In light of the report, Wisniewski said he will introduce a bill to create “a clear statutory requirement” for retention agreements. Weinberg said she’s already asked Senate Democratic legislative counsel to look into the matter. And both lawmakers, who led a joint legislative committee to investigate the scandal, said the U.S. Senate should look into Wray’s work on the Bridgegate case before voting on his nomination.

“I strongly believe his nomination should not move forward in light of this information,” Weinberg said in a statement. “The taxpayers of New Jersey deserve to know what he was doing and the citizens of the United States deserve more information about the person the president has chosen to lead the FBI.”

“It’s simply outrageous that Governor Christie and Mr. Wray went nearly a year without a mandatory retainer agreement for this taxpayer-funded expense,” Wisniewski said in a statement. “This is highly unusual and raises questions about whether Governor Christie was trying to hide this cost and legal representation from the public.”

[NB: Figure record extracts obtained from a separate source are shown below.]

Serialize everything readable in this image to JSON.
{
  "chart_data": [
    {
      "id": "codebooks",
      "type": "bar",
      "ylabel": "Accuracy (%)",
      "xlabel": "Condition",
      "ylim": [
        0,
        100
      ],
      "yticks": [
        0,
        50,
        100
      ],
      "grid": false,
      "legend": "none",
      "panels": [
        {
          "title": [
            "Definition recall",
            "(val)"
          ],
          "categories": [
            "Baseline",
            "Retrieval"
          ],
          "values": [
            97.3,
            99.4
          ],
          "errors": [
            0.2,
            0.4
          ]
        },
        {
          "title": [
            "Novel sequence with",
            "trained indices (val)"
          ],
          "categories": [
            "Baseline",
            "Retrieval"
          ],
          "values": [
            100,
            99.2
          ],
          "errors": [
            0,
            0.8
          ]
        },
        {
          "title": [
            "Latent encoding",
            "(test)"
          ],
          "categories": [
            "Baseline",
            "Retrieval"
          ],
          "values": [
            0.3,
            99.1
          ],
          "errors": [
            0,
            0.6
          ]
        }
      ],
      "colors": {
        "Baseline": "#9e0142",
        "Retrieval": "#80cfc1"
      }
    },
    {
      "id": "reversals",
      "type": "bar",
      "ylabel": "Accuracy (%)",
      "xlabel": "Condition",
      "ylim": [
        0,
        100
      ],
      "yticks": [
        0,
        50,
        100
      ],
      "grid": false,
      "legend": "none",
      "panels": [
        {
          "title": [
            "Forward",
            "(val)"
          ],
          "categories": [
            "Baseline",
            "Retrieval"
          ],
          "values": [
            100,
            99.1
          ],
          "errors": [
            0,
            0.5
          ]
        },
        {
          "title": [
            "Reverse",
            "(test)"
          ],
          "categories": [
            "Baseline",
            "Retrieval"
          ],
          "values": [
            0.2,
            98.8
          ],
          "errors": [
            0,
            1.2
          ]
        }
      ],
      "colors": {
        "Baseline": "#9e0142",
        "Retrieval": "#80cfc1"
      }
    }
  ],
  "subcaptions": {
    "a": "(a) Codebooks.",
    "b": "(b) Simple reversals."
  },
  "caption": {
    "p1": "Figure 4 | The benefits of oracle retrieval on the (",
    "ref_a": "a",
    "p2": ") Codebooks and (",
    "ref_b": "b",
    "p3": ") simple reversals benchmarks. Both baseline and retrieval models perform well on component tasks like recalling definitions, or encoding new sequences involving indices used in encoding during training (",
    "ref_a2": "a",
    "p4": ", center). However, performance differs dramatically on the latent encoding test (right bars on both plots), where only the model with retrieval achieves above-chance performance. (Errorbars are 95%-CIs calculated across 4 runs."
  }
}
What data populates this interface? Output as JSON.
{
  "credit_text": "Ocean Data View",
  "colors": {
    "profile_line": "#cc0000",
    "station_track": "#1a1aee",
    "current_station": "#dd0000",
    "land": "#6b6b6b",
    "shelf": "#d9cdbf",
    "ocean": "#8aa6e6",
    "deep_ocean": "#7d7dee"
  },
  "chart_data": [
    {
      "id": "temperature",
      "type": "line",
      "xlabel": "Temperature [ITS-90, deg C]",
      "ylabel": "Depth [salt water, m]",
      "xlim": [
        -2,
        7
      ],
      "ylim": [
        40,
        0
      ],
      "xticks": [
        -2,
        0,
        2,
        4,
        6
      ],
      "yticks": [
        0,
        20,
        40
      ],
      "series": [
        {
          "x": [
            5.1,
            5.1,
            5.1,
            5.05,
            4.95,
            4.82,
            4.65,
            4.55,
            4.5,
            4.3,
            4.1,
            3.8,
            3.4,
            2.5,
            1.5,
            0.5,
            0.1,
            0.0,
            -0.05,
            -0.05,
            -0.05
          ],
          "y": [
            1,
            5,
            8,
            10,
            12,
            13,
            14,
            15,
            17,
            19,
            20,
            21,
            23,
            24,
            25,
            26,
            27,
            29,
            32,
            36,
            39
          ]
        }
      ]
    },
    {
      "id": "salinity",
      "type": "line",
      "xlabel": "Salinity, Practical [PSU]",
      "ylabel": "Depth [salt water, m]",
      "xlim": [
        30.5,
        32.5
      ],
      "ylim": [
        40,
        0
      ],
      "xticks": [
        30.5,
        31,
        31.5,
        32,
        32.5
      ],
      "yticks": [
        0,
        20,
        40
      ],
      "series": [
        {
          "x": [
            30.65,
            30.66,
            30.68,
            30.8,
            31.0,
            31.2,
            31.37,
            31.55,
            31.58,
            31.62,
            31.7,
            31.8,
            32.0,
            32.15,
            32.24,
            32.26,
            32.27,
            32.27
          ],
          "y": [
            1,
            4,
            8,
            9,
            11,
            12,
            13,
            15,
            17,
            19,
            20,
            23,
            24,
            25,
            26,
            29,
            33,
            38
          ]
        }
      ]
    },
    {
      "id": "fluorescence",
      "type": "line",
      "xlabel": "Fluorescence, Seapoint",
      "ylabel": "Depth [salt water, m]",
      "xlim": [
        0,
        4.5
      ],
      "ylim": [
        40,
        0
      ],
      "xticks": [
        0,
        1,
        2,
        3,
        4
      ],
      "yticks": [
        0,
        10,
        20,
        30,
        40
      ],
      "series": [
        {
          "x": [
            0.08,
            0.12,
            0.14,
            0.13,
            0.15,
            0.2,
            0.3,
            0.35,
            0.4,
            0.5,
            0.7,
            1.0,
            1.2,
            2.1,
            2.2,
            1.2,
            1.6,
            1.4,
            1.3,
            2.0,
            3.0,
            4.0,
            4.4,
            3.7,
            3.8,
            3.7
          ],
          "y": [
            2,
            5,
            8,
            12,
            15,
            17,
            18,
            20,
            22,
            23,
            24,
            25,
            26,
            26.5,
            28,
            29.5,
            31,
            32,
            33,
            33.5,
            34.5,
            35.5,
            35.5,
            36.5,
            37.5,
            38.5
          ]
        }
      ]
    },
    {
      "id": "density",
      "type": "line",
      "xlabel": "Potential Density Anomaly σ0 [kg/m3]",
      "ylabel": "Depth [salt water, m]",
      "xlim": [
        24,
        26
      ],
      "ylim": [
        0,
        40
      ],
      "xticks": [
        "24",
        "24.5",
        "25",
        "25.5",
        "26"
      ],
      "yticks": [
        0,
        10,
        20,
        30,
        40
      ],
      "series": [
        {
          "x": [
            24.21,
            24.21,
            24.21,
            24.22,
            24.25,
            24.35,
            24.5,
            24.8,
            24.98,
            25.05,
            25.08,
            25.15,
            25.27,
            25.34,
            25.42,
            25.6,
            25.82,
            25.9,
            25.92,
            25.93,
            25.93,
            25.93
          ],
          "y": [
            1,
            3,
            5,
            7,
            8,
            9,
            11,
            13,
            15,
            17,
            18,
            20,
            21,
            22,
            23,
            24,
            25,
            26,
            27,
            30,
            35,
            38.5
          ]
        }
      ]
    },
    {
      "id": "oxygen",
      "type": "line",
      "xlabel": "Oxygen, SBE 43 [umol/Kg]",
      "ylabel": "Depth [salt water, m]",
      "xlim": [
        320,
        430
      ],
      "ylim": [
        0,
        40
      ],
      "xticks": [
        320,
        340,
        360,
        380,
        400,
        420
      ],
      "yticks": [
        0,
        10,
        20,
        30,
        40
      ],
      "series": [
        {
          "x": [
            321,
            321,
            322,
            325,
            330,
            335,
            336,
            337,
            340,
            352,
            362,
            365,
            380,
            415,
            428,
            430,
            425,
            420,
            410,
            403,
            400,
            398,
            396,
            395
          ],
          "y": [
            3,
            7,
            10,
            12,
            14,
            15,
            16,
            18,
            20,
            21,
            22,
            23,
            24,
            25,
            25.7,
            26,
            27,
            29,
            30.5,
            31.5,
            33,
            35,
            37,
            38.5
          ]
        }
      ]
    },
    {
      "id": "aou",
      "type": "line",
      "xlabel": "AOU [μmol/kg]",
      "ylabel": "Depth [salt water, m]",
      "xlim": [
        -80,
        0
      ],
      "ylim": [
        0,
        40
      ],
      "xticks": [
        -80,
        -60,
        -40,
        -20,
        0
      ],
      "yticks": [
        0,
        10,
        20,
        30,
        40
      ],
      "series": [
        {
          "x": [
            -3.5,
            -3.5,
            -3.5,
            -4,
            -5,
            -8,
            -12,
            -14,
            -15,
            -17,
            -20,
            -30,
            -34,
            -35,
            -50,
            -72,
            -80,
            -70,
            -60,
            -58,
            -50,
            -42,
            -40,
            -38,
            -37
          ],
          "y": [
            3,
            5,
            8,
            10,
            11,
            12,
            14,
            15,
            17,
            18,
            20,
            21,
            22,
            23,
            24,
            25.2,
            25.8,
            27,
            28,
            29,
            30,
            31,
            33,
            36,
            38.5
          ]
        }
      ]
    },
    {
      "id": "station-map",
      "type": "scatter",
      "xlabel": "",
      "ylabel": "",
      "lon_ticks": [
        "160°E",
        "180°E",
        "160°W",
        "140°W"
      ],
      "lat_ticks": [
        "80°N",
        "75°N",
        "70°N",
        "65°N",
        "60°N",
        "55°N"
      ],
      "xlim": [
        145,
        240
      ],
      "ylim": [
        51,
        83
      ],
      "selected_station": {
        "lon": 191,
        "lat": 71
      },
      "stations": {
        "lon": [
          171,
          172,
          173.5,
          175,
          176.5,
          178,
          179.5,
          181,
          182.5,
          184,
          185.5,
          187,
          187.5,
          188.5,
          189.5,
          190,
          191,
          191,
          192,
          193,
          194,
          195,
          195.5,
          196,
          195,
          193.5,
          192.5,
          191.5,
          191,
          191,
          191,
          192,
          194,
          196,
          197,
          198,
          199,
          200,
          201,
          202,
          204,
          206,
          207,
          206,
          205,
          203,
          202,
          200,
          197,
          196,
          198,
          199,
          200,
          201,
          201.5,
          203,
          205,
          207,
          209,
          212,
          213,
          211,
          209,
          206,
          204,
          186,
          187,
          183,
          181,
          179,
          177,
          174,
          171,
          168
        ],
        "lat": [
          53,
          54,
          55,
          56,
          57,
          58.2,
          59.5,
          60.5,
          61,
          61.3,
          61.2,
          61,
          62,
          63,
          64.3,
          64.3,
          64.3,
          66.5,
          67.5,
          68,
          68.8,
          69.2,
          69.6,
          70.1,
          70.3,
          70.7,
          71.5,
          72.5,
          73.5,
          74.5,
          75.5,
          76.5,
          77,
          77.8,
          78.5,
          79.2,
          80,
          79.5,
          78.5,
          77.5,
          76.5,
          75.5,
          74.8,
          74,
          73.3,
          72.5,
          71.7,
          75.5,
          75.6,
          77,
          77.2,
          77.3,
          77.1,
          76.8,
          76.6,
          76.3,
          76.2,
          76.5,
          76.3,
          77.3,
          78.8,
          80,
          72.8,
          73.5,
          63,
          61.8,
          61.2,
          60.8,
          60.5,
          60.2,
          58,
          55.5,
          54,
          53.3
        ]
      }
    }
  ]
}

Wray billed taxpayers $340 an hour and his firm charged the state $2.1 million for its work, according to reports. As of June, he was still working as Christie’s attorney — seven months after jurors convicted two former Christie aides for their role in closing access lanes to the George Washington Bridge to punish the mayor of Fort Lee for not endorsing the governor’s 2013 re-election bid. The bills included expenses for meals, hotel rooms, cab fare and flights, according to reports. Wray and his firm billed New Jersey daily for all but three days from September 2014 through Christmas of that year, WNYC reported.

“Mr. Wray and his colleagues ended up costing taxpayers $2 million, yet the governor did not even take basic steps to provide public transparency and uphold ethics standards,” Wisniewski said, adding that Christie should refund state taxpayers for all work Wray did before the retainer agreement was executed.

Wray didn’t play a high-profile role in the federal Bridgegate trial since Christie was never charged nor asked to testify. But Wray notably had the governor’s personal cell phone, which the defendants sought to use as evidence in the case. Add the missing cellphone to Wray’s fees and undisclosed work, “and the questions compound,” Weinberg said.

“The U.S. Senate should call him back for a hearing before the Senate Judiciary Committee to ask him further questions about why he was participating as a private attorney at public expense, why was this kept from the public and the Legislature, and what exactly he was doing,” Weinberg said.

Wray’s nomination has cleared the Senate Judiciary Committee and awaits a vote from the full U.S. Senate. Christie was among the officials who supported his nomination.